Of everyone still alive today, fewer than 25% are old enough to have memories of these monumental moments in history: when humanity traveled to and landed on the Moon in the late 1960s and early 1970s. Unsurprisingly, some people — most of them too young to have experienced those moments for themselves — are skeptical that the Moon landings ever happened. Thankfully, in science, we don’t need to be there ourselves to have proof. Here are four different pieces of evidence we can point to that demonstrate the Moon landings actually occurred.

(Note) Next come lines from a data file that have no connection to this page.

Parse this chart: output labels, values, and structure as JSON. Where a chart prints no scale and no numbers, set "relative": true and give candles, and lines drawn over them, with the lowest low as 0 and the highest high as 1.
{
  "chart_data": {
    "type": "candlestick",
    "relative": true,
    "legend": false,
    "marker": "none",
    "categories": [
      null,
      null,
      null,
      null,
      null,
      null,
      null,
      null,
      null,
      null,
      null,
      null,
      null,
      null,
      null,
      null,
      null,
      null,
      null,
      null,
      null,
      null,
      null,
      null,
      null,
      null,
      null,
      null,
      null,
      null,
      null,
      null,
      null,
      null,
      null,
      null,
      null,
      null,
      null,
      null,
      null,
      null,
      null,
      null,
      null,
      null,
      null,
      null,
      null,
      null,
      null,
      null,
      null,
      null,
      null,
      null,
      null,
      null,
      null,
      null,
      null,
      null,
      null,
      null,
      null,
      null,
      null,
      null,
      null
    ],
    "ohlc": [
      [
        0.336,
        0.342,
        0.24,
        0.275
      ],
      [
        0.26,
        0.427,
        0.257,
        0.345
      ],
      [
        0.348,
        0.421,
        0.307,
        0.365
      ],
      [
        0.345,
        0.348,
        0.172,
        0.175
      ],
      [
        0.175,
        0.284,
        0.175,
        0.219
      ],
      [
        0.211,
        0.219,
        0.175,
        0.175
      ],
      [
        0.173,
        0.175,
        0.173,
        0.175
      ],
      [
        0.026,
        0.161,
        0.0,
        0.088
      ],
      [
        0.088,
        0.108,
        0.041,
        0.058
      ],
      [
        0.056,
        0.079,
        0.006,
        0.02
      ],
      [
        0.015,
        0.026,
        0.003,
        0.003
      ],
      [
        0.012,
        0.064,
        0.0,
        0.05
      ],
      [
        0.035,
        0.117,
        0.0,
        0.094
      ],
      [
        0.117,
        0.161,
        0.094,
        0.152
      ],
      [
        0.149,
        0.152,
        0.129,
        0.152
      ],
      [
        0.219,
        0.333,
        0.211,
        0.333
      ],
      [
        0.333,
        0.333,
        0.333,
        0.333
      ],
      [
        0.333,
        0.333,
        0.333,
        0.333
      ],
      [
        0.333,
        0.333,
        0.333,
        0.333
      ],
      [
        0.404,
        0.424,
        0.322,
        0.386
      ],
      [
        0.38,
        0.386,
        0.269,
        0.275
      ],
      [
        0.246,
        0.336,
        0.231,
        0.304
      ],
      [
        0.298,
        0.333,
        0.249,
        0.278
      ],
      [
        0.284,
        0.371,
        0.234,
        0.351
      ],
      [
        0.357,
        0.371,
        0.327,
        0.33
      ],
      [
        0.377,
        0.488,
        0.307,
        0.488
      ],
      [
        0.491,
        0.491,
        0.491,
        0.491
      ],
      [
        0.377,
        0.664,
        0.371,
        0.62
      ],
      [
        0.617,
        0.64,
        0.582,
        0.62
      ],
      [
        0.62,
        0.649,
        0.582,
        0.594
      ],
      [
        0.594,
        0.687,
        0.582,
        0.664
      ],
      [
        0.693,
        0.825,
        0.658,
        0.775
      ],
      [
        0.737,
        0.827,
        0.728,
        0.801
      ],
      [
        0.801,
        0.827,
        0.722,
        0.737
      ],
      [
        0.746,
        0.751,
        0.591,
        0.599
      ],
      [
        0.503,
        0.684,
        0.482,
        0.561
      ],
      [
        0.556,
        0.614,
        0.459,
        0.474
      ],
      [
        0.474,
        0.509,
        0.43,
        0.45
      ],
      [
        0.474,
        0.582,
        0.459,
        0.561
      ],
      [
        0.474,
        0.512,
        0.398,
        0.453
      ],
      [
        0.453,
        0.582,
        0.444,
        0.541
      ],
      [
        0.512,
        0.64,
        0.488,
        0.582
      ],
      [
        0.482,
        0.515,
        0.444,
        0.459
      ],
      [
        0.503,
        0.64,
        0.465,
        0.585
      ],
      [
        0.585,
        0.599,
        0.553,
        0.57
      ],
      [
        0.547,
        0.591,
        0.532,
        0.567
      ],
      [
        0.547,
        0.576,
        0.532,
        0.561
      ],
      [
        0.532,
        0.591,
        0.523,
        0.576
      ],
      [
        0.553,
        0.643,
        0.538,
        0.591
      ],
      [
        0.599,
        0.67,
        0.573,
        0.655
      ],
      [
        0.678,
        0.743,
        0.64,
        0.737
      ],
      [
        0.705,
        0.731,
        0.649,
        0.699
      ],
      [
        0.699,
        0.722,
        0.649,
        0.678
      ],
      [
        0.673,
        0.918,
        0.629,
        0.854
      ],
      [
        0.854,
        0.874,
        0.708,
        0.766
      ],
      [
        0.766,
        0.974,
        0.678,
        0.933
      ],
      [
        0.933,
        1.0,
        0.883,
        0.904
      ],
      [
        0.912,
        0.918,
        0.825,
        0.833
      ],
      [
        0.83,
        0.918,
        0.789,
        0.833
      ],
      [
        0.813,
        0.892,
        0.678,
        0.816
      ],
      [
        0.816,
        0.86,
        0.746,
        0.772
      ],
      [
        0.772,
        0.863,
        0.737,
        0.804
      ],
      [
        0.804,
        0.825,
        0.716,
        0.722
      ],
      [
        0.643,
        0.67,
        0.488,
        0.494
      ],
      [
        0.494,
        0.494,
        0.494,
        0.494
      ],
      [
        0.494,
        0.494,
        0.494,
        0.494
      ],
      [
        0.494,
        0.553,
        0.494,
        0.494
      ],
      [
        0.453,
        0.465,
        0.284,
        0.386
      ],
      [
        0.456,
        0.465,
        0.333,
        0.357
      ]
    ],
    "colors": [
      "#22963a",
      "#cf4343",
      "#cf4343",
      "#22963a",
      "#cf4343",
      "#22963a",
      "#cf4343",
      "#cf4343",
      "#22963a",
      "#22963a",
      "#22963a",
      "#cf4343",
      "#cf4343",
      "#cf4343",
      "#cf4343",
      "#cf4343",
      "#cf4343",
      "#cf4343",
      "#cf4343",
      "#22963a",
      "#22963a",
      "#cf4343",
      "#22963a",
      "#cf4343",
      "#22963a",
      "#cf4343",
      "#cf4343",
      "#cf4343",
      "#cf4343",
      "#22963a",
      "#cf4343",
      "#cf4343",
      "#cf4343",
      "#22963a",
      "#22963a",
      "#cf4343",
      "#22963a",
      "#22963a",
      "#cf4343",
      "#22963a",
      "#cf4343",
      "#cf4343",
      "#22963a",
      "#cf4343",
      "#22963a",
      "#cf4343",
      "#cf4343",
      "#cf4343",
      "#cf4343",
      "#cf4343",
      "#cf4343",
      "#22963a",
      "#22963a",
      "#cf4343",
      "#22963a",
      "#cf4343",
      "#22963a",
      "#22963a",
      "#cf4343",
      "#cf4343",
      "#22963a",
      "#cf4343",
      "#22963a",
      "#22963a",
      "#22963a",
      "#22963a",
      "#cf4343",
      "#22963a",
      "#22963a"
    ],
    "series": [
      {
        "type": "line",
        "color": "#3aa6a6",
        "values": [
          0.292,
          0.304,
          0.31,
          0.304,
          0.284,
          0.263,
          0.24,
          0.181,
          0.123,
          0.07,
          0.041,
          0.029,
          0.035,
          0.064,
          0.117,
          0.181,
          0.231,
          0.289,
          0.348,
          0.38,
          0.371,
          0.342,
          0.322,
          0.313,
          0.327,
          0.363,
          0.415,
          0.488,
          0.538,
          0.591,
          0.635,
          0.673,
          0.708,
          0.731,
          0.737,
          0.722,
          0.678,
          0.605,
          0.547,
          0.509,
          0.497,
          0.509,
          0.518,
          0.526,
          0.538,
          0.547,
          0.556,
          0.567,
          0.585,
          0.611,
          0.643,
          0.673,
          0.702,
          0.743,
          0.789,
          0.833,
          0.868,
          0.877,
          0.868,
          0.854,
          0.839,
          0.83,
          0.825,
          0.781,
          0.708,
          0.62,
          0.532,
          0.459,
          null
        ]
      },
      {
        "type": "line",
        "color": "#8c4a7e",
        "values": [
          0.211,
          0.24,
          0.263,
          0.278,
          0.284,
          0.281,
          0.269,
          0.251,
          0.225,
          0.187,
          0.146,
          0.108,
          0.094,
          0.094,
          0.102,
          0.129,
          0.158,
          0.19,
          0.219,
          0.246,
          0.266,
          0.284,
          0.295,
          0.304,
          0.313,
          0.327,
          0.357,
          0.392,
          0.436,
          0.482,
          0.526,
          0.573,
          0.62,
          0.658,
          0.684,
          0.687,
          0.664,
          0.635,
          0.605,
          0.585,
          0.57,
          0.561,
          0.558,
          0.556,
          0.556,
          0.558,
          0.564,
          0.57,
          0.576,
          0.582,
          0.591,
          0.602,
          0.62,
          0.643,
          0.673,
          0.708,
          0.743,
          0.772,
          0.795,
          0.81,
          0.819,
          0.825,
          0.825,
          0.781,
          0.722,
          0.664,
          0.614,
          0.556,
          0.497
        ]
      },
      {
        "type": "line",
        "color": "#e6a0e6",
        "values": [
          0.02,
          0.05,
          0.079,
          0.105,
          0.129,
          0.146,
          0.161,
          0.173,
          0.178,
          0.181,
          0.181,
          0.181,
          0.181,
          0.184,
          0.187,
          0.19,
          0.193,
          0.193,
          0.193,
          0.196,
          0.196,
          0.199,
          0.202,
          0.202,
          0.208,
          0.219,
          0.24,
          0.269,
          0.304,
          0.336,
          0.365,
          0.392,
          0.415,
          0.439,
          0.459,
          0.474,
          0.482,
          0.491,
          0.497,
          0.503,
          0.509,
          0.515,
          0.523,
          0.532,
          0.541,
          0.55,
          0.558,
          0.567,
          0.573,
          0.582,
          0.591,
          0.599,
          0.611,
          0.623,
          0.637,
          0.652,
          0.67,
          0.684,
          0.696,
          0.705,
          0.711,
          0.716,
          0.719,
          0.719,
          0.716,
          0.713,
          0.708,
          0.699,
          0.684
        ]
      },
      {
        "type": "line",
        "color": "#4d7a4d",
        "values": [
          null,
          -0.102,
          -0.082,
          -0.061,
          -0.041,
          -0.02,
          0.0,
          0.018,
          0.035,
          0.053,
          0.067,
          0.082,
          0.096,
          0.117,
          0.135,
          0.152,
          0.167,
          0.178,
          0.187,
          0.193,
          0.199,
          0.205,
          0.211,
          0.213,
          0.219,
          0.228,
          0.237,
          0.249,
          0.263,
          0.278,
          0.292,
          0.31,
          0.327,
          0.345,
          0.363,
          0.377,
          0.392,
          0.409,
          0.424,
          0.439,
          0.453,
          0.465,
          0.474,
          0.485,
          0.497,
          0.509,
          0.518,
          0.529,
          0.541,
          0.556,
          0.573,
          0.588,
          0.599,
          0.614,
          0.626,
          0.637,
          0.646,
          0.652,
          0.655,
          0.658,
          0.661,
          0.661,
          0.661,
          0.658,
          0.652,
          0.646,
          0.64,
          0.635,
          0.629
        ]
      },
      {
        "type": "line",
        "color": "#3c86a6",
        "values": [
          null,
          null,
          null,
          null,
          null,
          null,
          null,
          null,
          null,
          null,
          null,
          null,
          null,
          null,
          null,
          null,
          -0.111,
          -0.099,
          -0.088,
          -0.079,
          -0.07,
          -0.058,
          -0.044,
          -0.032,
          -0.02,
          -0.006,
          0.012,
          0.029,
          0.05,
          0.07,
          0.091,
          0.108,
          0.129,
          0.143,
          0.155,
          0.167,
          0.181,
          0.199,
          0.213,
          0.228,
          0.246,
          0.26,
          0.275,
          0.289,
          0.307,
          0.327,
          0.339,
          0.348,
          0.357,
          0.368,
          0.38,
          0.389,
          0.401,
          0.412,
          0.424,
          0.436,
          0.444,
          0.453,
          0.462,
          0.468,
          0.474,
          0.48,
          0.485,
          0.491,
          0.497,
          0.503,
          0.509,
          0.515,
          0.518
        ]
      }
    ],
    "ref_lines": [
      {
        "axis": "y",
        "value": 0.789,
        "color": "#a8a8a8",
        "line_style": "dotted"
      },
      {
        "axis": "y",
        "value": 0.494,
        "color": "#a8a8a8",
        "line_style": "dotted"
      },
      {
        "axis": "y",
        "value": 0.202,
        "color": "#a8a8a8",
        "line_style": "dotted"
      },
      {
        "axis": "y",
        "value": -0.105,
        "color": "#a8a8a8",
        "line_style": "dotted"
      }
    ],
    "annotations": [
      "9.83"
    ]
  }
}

https://bigthink.com/starts-with-a-bang/moon-landing/


04/08/26 10:27 AM #9032    

 

Nova Guynes

Gary, my neighbor Bill, shown above, assured me that the moon landing did happen and showed me a couple of pictures he took of it. I believe a couple of the pictures are shown on the site you posted.

 


04/09/26 10:22 PM #9033    

 

Gary Price

Nova, your neighbor Bill is well preserved!  I tried to look him up in the 1948 El Coyote, but I couldn't find one.

 

 


04/13/26 04:01 PM #9034    

 

Nova Guynes

His photo must be there; he attended every sporting event, usually in costume.

 


04/13/26 04:34 PM #9035    

 

Gary Price

Thank you, Nova.  Perhaps that had been your neighbor Bill paddleboarding in western Hungary's Lake Balaton on July 21, 2015.  He might find it safer to return there now.